“
Nino non aver paura di tirare un calcio di rigore” cantava negli anni ’70 Francesco De Gregori.
Un timore che da sempre attanaglia i nostri produttori e registi, i quali, rarissimi casi a parte, quando c’è da andare in campo, non sono mai riusciti a cogliere la vera essenza dello sport nazionale, ovvero il calcio.
Il primo dimenticabile tentativo risale alla fine degli anni ’40 con il misconosciuto “Undici uomini e un pallone”, cui fanno seguito una decade dopo "
Gambe d'oro" (con special guest il mitico
Totò) e “Gli eroi della domenica”, passato non proprio in sordina per la presenza del plurivittorioso c.t. della nazionale Vittorio Pozzo e alcuni giocatori del Milan.
Nel 1970 l’indimenticato
Alberto Sordi è protagonista de "
Il presidente del Borgoroso Footbal Club", pellicola sopravvalutata e forse acclamata più per la fame nazionalpopolare di pellicole sull’argomento.
Risale agli anni ’80 una dei migliori film mai realizzati da queste parti,
Pupi Avati coadiuvato da un grande
Ugo Tognazzi fa centro con "
Ultimo minuto", malinconico ritratto di un presidente che si sporca le mani e si rovina la vita per ottenere il successo.
Da quel momento qualcuno comincia a pensare che non sarebbe male buttarla in farsa, ed ecco allora apparire sugli schermi "
L'arbitro" con
Lando Buzzanca, buon successo di pubblico e discreto di critica.
La massa viene così attratta da filmetti comici senza troppe pretese, in cui la demitizzazione del sacro rito domenicale diventa fenomeno di costume per raccontare di allenatori, calciatori e dirigenti con storie spesso al limite della demenzialità.
Precursori del genere due esperti della parodia, ovvero
Franco Franchi e
Ciccio Ingrassia con "
I due maghi del pallone".
Assurge a vero cult della categoria "
L'allenatore nel pallone" con
Lino Banfi, cui aveva fatto da apripista un paio di anni prima l’altrettanto celebre "
Eccezzziunale...veramente" con
Diego Abatantuono, entrambi oggetto negli anni 2000 di seguiti francamente penosi.
E’ soprattutto negli anni ’80 che pallone di cuoio e risate grossolane vanno a braccetto: "
Paulo Roberto Cotechino-Centravanti di sfondamento", "
Mezzo destro, mezzo sinistro: due calciatori senza pallone" e "
Il tifoso, l'arbitro e il calciatore" ,sono solo i più famosi esempi di pellicole in cui la cornice sportiva è spesso solo pretesto per metter sul piatto battute grevi e torridi nudi delle starlette di turno.

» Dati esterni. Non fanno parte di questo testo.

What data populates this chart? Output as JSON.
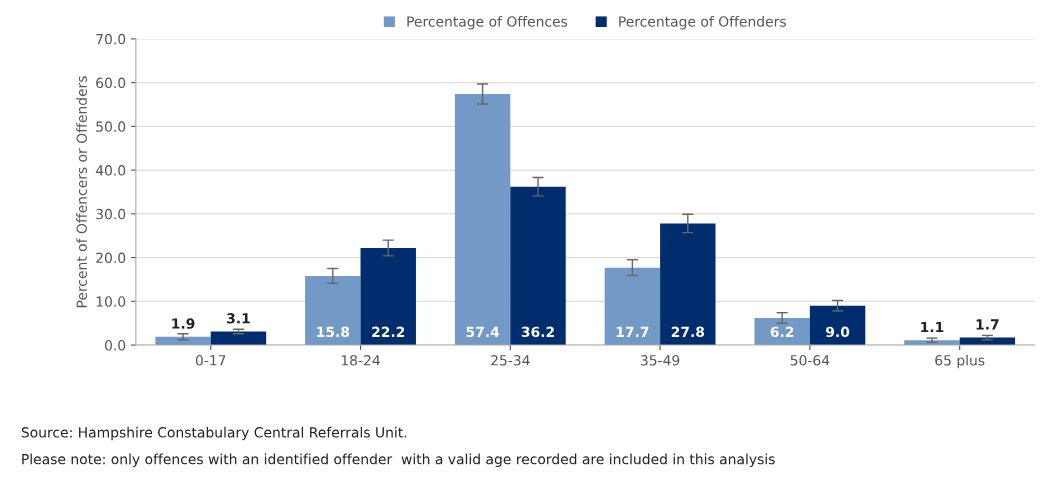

Dopo Avati qualche tentativo di unire la denuncia sociale e pratica sportiva si è intravisto nuovamente sul finire degli anni ’80, con risultati però dimenticabili.
Impossibile non citare lo scult con
Nino D'Angelo avverso alla camorra ne "
Quel ragazzo della curva B".
Non mancano le peripezie dei supporter ad offrire parecchio materiale, "
Ultrà" resta l’esempio più interessante, mentre "
Tifosi" si ricollega al filone demenziale.
Negli ultimi anni il calcio sul grande schermo ha seguito il decadentismo cui il cinema popolare è stato soggetto, con filmacci di incredibile pochezza tipo "
Piede di Dio", "
4-4-2 Il gioco più bello del mondo", "
Ultimo stadio" o "
Tutti all'attacco", pellicole in alcuni casi dirette da registi poco conosciuti e con cast formati da gente che sguazza nel mondo del cinema e della tv senza aver mai mostrato alcun talento.
Singolare notare come la cinematografia italica non abbia mai saputo generare un vero e proprio capolavoro su un argomento vissuto così visceralmente da moltissimi, oggetto di infiniti dibattiti e da sempre in grado di affascinare qualsiasi ceto sociale.
Infine menzione a parte merita "
L'uomo in più" di
Sorrentino con il sempre maiuscolo
Toni Servillo, che pur non polarizzandosi esclusivamente sugli aspetti agonistici riesce per la prima volta a raccontare le dinamiche più spietate di un mondo fino ad allora trattato con poco coraggio e obiettività.